Election Outlook and Policy Implications
TD Securities analysts Prashant Newnaha and Alex Loo explain how Japan’s Lower House election could affect fiscal policy and USD/JPY. They assume PM Takaichi wins an absolute majority. This would likely reinforce her push for more fiscal spending.
As a result, markets may push Japanese government bond (JGB) yields higher, especially for the 10-year segment. Consequently, the yield curve could steepen. Additionally, this may raise inflation expectations and strengthen USD/JPY.
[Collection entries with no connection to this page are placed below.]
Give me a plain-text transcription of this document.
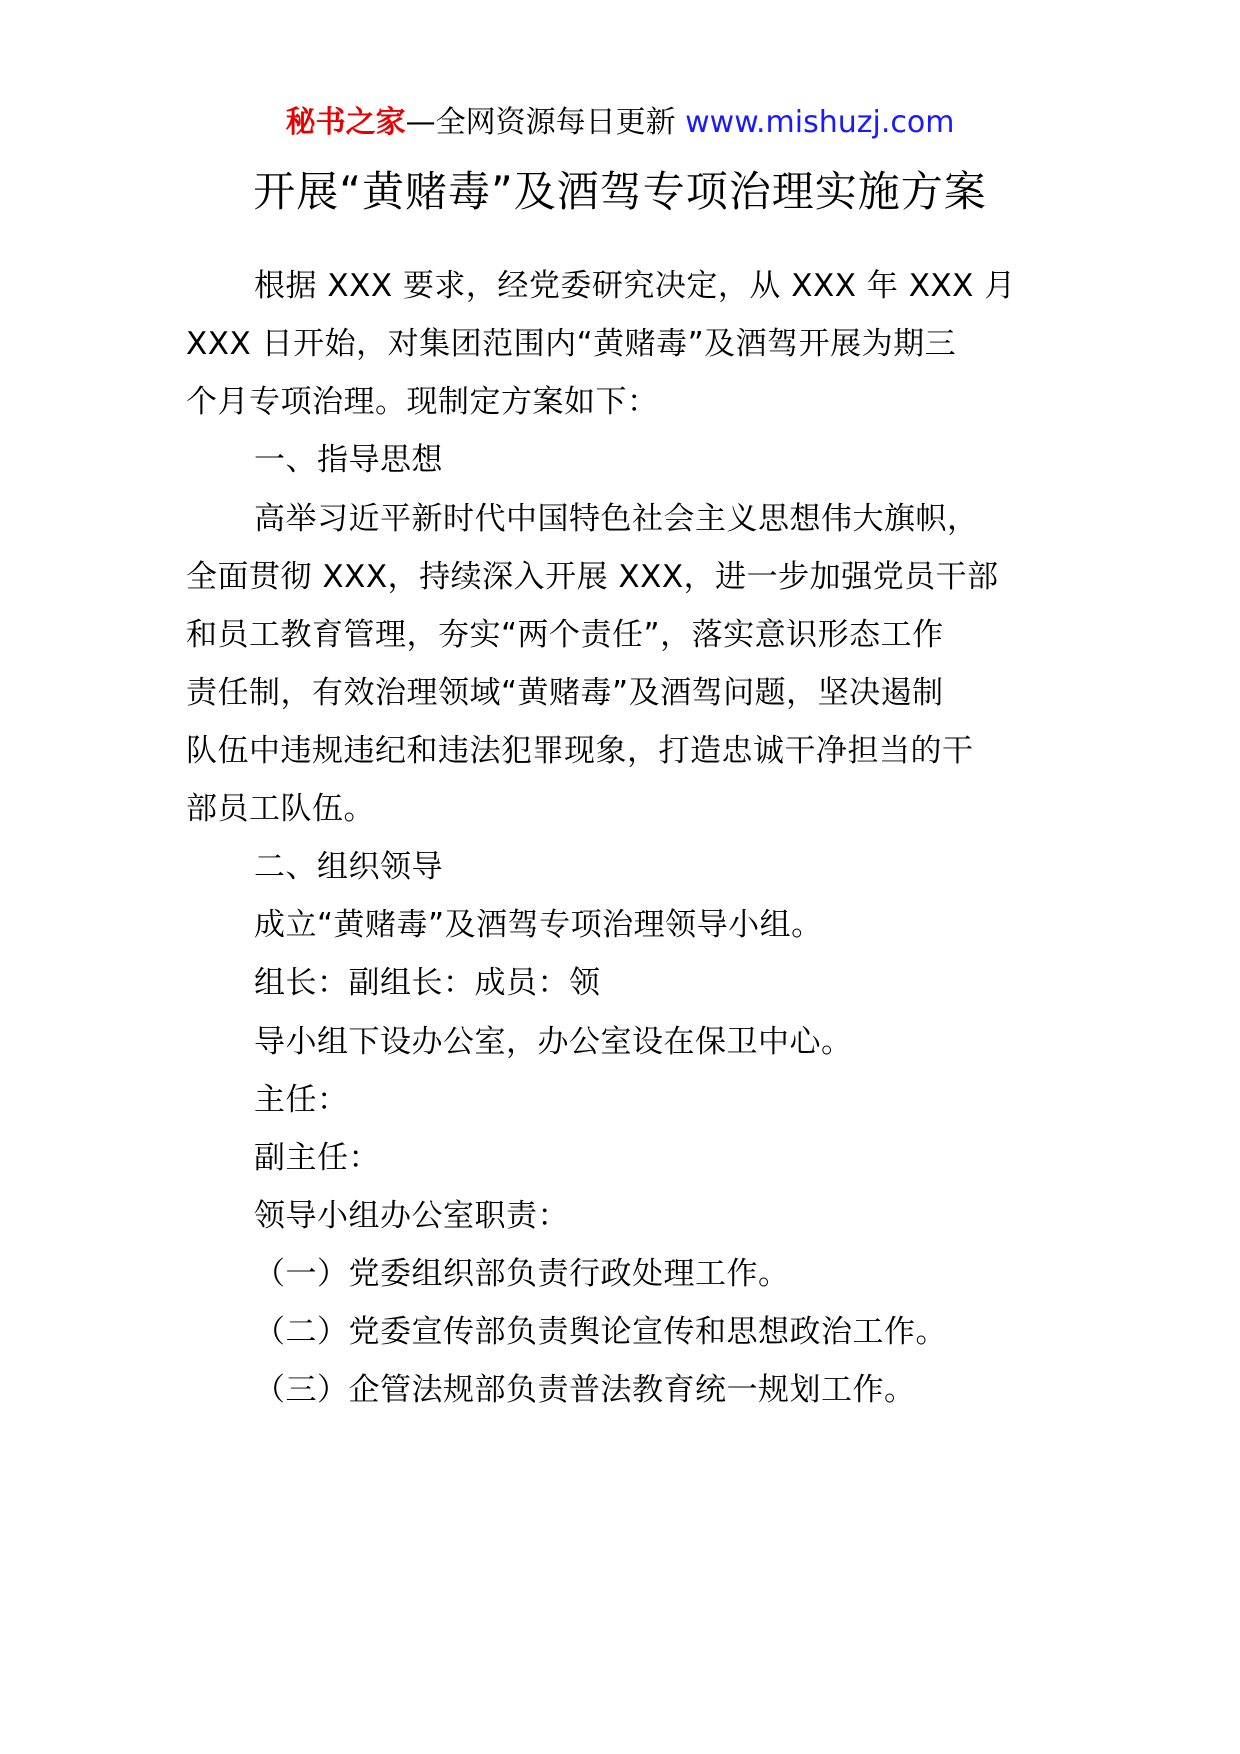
秘书之家—全网资源每日更新 www.mishuzj.com
开展“黄赌毒”及酒驾专项治理实施方案
根据 XXX 要求，经党委研究决定，从 XXX 年 XXX 月
XXX 日开始，对集团范围内“黄赌毒”及酒驾开展为期三
个月专项治理。现制定方案如下：
一、指导思想
高举习近平新时代中国特色社会主义思想伟大旗帜，
全面贯彻 XXX，持续深入开展 XXX，进一步加强党员干部
和员工教育管理，夯实“两个责任”，落实意识形态工作
责任制，有效治理领域“黄赌毒”及酒驾问题，坚决遏制
队伍中违规违纪和违法犯罪现象，打造忠诚干净担当的干
部员工队伍。
二、组织领导
成立“黄赌毒”及酒驾专项治理领导小组。
组长：副组长：成员：领
导小组下设办公室，办公室设在保卫中心。
主任：
副主任：
领导小组办公室职责：
（一）党委组织部负责行政处理工作。
（二）党委宣传部负责舆论宣传和思想政治工作。
（三）企管法规部负责普法教育统一规划工作。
Yields, Curve Dynamics, and USD/JPY
The analysts summarize their expectations:
| Focus Area | Analysts’ View |
|---|---|
| Election outcome | PM Takaichi likely to win an absolute majority |
| Fiscal policy | Majority win would boost her fiscal spending agenda |
| JGB yields & curve | Yields expected to rise, steepening the curve, especially at 10 years |
| Inflation expectations | Could increase if yields rise as expected |
| USD/JPY | Projected to strengthen with rising inflation expectations |
The analysts note: “An absolute majority should drive yields higher and steepen the curve. If inflation expectations rise, USD/JPY should move higher too.”
Role of BoJ and Domestic Institutional Demand
Newnaha and Loo also highlight market support during yield back-ups. They write: “We expect buyers to emerge because 1) the BoJ will likely stabilize the long end through bond purchases, and 2) Japanese institutions such as SMBC and Meiji Yasuda plan to buy JGBs this year.”
This combined support could limit excessive volatility in long-term yields. Still, yields may rise as fiscal and political developments unfold.
Focus on February 8 Lower House Election
Market attention is focused on the Feb 8 election. “All eyes are on the upcoming Lower House elections. We expect PM Takaichi to win an absolute majority. This would likely strengthen her fiscal agenda. Markets would push JGB yields higher and steepen the curve, especially at 10 years,” the analysts said.
They link this political outcome to a chain reaction affecting fiscal policy, bond yields, the yield curve, inflation expectations, and USD/JPY movements.